Foucault observes the contrast between two models of heredity in the nineteenth century: aristocratic genealogy that tracked bloodlines and bourgeois genealogy that attended to the health and vitality of the body.
[T]he aristocracy had . . . asserted the special character of its body . . . in the form of blood, that is, in the form of the antiquity of its ancestry and of the value of its alliances; the bourgeoisie on the contrary looked to its progeny and the health of its organism when it laid claim to a specific body. The bourgeoisie’s “blood” was its sex.
To put the contrast crudely, the bourgeoisie sought hereditary distinction in producing strapping lads and lovely lasses whose vital bodies would improve the stock, much as breeders of horses sought to produce racing champions. Aristocrats, on the other hand, risked bleeding out from hemophilia for the sake of reproducing a pure (and politically advantageous) bloodline. Never mind the health of the organism when the power of the family line was at stake.
The bourgeois model of heredity was Darwinian in its understanding of species-level change through variation over time.
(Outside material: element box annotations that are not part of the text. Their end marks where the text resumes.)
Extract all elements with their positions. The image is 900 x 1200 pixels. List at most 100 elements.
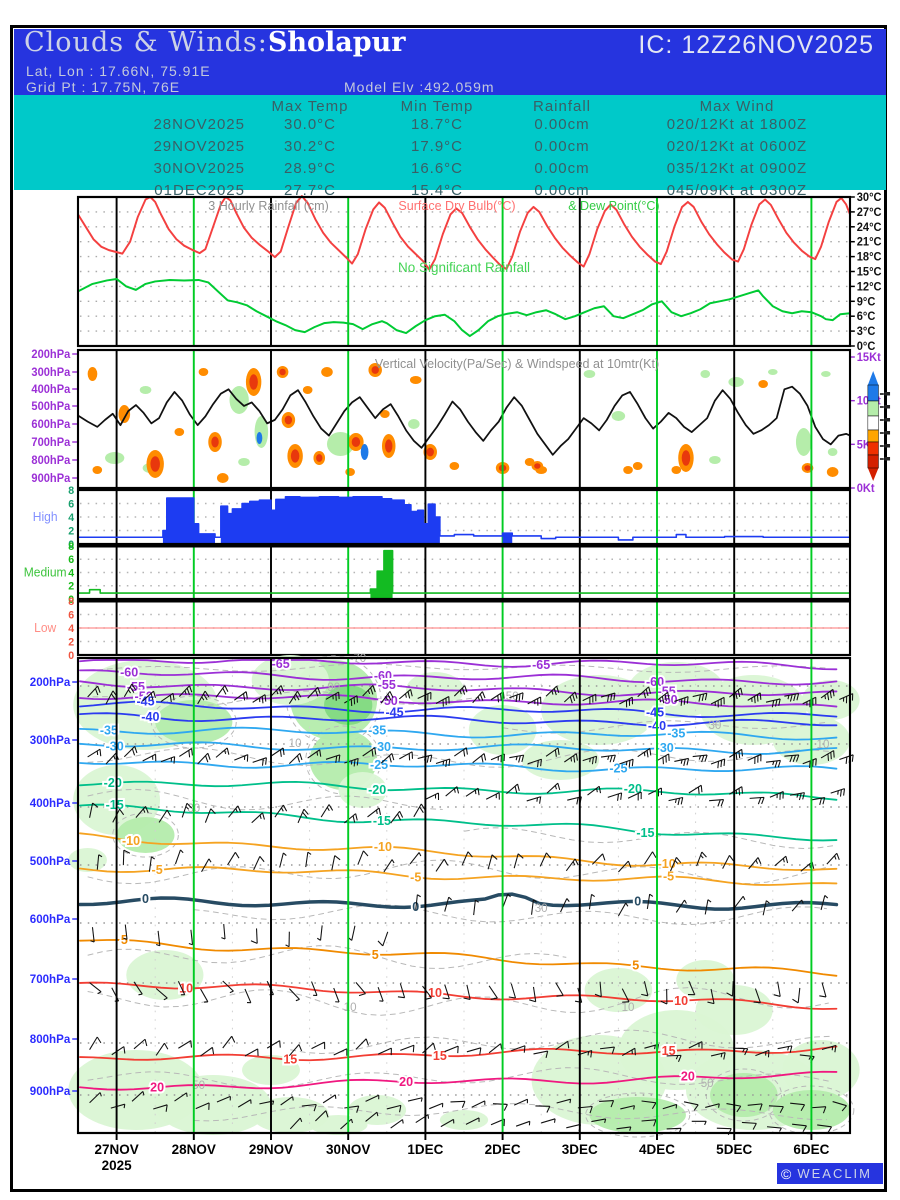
wind-barb-feather — [610, 693, 613, 701]
wind-speed-curve — [77, 385, 851, 456]
wind-barb-feather — [499, 693, 502, 701]
wind-barb-feather — [590, 1050, 593, 1058]
cloud-octa-tick: 6 — [68, 554, 74, 566]
wind-barb-feather — [110, 693, 116, 700]
header-init-time: IC: 12Z26NOV2025 — [638, 31, 874, 59]
vv-blob-green — [700, 370, 711, 378]
wind-barb — [599, 981, 602, 997]
cloud-octa-tick: 8 — [68, 541, 74, 553]
wind-barb-feather — [802, 792, 805, 800]
wind-barb — [367, 807, 380, 818]
wind-barb — [365, 1094, 380, 1102]
wind-barb-feather — [779, 1106, 784, 1114]
p2-pressure-label: 700hPa — [31, 437, 71, 449]
wind-barb-feather — [477, 788, 480, 796]
wind-barb — [365, 1111, 378, 1122]
wind-barb-feather — [490, 997, 498, 1000]
isotherm-label: -45 — [646, 704, 664, 719]
wind-barb — [252, 694, 266, 703]
header-model-elev: Model Elv :492.059m — [344, 79, 495, 95]
wind-barb-feather — [789, 1045, 793, 1053]
wind-barb-feather — [779, 1127, 782, 1132]
wind-barb-feather — [729, 855, 734, 862]
wind-barb-feather — [207, 753, 211, 760]
wind-barb — [802, 758, 817, 765]
isotherm-15 — [79, 1045, 838, 1062]
wind-barb — [754, 988, 761, 1003]
col-header-min-temp: Min Temp — [400, 98, 474, 115]
wind-barb-feather — [628, 760, 631, 768]
wind-barb — [87, 685, 99, 698]
wind-barb-feather — [651, 1102, 657, 1110]
wind-barb — [560, 898, 568, 913]
pressure-label: 500hPa — [30, 855, 71, 868]
pressure-label: 300hPa — [30, 734, 71, 747]
wind-barb — [362, 685, 374, 697]
table-cell: 0.00cm — [534, 160, 590, 177]
wind-barb — [556, 1098, 571, 1104]
cloud-level-label: Low — [34, 621, 56, 635]
wind-barb-feather — [792, 755, 797, 763]
wind-barb — [91, 927, 95, 943]
wind-barb — [87, 748, 101, 758]
wind-barb-feather — [824, 695, 827, 700]
wind-barb — [200, 988, 209, 1003]
isotherm-label: -5 — [152, 862, 163, 877]
wind-barb-feather — [259, 814, 262, 820]
wind-barb-feather — [164, 1042, 169, 1050]
vv-blob-green — [709, 456, 721, 464]
vv-blob-red-core — [804, 465, 811, 471]
wind-barb — [762, 900, 767, 916]
wind-barb-feather — [317, 687, 321, 695]
isotherm-label: 15 — [433, 1048, 447, 1063]
colorbar-segment — [867, 384, 879, 402]
wind-barb — [465, 1117, 480, 1125]
wind-barb-feather — [654, 1045, 656, 1050]
wind-barb-feather — [738, 751, 741, 759]
wind-barb-feather — [442, 760, 445, 766]
wind-barb — [688, 980, 696, 995]
temp-tick-label: 21°C — [857, 237, 882, 249]
wind-barb-feather — [740, 687, 743, 695]
wind-barb-feather — [595, 756, 598, 764]
wind-barb-feather — [546, 852, 552, 859]
isotherm-label: -15 — [106, 797, 124, 812]
wind-barb — [435, 758, 450, 765]
isotherm-label: -50 — [135, 688, 153, 703]
cloud-octa-tick: 2 — [68, 636, 74, 648]
wind-barb — [195, 1102, 210, 1110]
brand-name: WEACLIM — [797, 1166, 872, 1181]
wind-barb-feather — [131, 683, 137, 691]
wind-barb — [123, 683, 133, 698]
colorbar-tick-label — [884, 392, 891, 396]
humidity-label: 10 — [289, 737, 302, 750]
wind-barb-feather — [831, 1046, 834, 1051]
wind-barb-feather — [841, 1105, 847, 1112]
humidity-patch — [348, 1095, 407, 1125]
wind-barb — [386, 1104, 401, 1110]
wind-barb-feather — [282, 804, 288, 812]
date-axis: 27NOV 28NOV 29NOV 30NOV 1DEC 2DEC 3DEC 4DEC 5DEC… — [94, 1133, 829, 1173]
date-label: 30NOV — [326, 1142, 371, 1157]
wind-barb-feather — [573, 755, 576, 763]
wind-barb-feather — [827, 1126, 832, 1134]
wind-barb-feather — [707, 1001, 715, 1005]
table-cell: 28.9°C — [283, 160, 337, 177]
wind-barb-feather — [674, 798, 677, 803]
wind-barb-feather — [348, 937, 353, 941]
wind-barb-feather — [388, 755, 392, 763]
wind-barb — [637, 748, 651, 758]
wind-barb — [768, 1105, 784, 1108]
wind-barb-feather — [789, 694, 793, 702]
vv-blob-red-core — [211, 436, 219, 448]
wind-barb-feather — [391, 859, 395, 864]
wind-barb-feather — [165, 1104, 168, 1112]
wind-barb — [692, 692, 707, 698]
wind-barb-feather — [680, 797, 684, 805]
wind-barb-feather — [356, 1105, 360, 1113]
wind-barb-feather — [629, 1126, 632, 1131]
wind-barb-feather — [226, 747, 230, 755]
wind-barb — [705, 1103, 720, 1108]
panel-cloud-low: 86 42 0 Low — [34, 596, 851, 662]
vv-blob-green — [105, 452, 125, 464]
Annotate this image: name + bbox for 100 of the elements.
As Foucault remarked in his “Candidacy Presentation,” it was no accident that Darwin relied on the research of agricultural breeding to come to some of his most important insights. When applied to human heritability, the bourgeois model inclined to optimism about improvement of the “race” through careful breeding—as well as to anxiety about “degenerescence” through incest or miscegenation. Not to be confused with the political breeding of the aristocrats, bourgeois breeding extended to “body hygiene, the art of longevity, ways of having healthy children . . . and methods for improving the human lineage.” The bourgeois model of heredity thus lent itself to “a dynamic racism, a racism of expansion,” in which humanity takes control of its own evolution to better the race.
Purity of bloodline was only a secondary concern for the aristocracy. According to Foucault, purity derived its importance from political concerns. Aristocratic genealogies interpreted heredity according to political opportunity. Genealogy in this sense is always hermeneutical and always inventive. Nobility is expressed primarily in the politically opportune marriage. An aristocratic stemma, or family tree, exists to reveal and validate these opportunities.
This background allows us to make two observations about Foucault’s terminology. First, when Foucault says “genealogy,” he does not mean the natural sciences’ method of studying heritability. And he is more interested in the aristocratic, rather than the bourgeois approach, to heredity. This first observation affords a second: Foucault contrasts the science of genetics to aristocratic genealogy. And he adopts the aristocratic version of genealogy—concerned with sanguinity for political purposes—as the model for his analogical use of the term to name his own historical method. When Foucault says “genealogy,” he is thinking of aristocratic genealogy.
These observations enable us to parse this mature statement of Foucault’s genealogical method:
This kind of method entails going behind the institution and trying to discover in a wider and more overall perspective what we can broadly call a technology of power. In the same way, this analysis allows us to replace a genetic analysis through filiation with a genealogical analysis—genealogy should not be confused with genesis and filiation—which reconstructs a whole network of alliances, communications, and points of support.